Il cambio di scena proposto da Ariosto è notevole, e pone un solco pesante fra il genere cavalleresco precedente e il Furioso. Il suo non è un semplice cantare da popolazzo: è un poema che deve divertire e trasmettere messaggi a una corte di uomini e donne di spicco. Le donne di corte nel Rinascimento sono ormai potenti e influenti: Lucrezia Borgia, Isabella d’Este sono solo alcune delle grandi personalità femminili del periodo. Hanno bisogno di ritrovarsi nella letteratura e nelle arti, fino ad allora quasi esclusivamente di occhio e stampo maschile. A dispetto della sola Compiuta Donzella del ‘200 (figura sulla cui autenticità gravano dubbi) nascono diverse donne di cultura, che vogliono essere partecipi. Ariosto annusa l’aria di rinnovamento, e il Furioso segue di conseguenza.

Brienne di Tarth

Le donne del poema di Ariosto sono tutte indagate, lungamente analizzate e fortemente femminili. Così Angelica, esotica e seducente bellezza, fa bruciare i cuori della corte di Carlo, colpendo l’imperatore medesimo e rendendo pazzo (pazzo!) il più integerrimo dei suoi paladini.

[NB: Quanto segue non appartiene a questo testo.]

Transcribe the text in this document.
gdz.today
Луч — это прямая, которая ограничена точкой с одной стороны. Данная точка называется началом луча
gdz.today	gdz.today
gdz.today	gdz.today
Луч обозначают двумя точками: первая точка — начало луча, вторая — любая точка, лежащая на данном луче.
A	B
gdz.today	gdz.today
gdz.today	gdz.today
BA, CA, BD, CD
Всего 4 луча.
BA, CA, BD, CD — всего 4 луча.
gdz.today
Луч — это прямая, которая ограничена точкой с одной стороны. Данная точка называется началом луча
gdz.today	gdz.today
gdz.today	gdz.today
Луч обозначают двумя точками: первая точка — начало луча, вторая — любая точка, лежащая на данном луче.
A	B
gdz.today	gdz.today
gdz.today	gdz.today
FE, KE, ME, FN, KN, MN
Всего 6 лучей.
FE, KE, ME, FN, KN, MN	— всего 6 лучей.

Ma la stessa Angelica si scopre impietosita dal povero Sacripante, confortandolo dopo che questi era stato violentemente sconfitto; ed è inoltre ingannata, lei ingannatrice, più volte da forze più grandi di lei, finendo innamorata di un insignificante ma baldanzoso scudiero. E poi la figura nuova per eccellenza del poema di Ariosto: Bradamante, la donna guerriera, la donna che capovolge il topos del paladino e della fragile principessa senza la platealità dell’impossibile. Ariosto non è carnevalesco nel dipingerla, non rivoluziona la situazione tipica per il puro gusto di farlo, ma perché crede in qualcosa di diverso. Bradamante lotta per il suo amato Ruggiero, lo insegue senza sosta e affronta qualunque sfida pur di riabbracciarlo e poter stare insieme a lui. Bradamante è un cavaliere, ed è la donna-personaggio nuova di Ariosto. Non è completa, perché ancora non sfugge al topos della donna virtuosa perché bella e bella perché virtuosa. Bradamante è bellissima perché il pubblico non sarebbe stato pronto ad accettare un simile cambiamento. Colui che ha portato il lavoro di Ariosto a termine è G.R.R.Martin, con il personaggio di Brienne di Tarth nelle sue Cronache del Ghiaccio e del Fuoco.

Tuttavia, lo stesso Ariosto si dimostra confuso su un aspetto: è la donna a provocare nell’uomo la follia? Nelle prime ottave, lui stesso si dichiara pazzo quasi come Orlando, perché la sua amata si sta prendendo il suo senno. Una donna lo ha catturato, e lo sta portando alla pazzia. Eppure, il poema è una grande e nascosta confutazione di questo dubbio: da un lato, la scoperta del fatto che la pazzia di Orlando non  causata da Angelica, ma da Dio; dall’altro, la nostra Bradamante, donna di spada e femmina di natura, pronta a lottare fino alla fine per ciò che ama.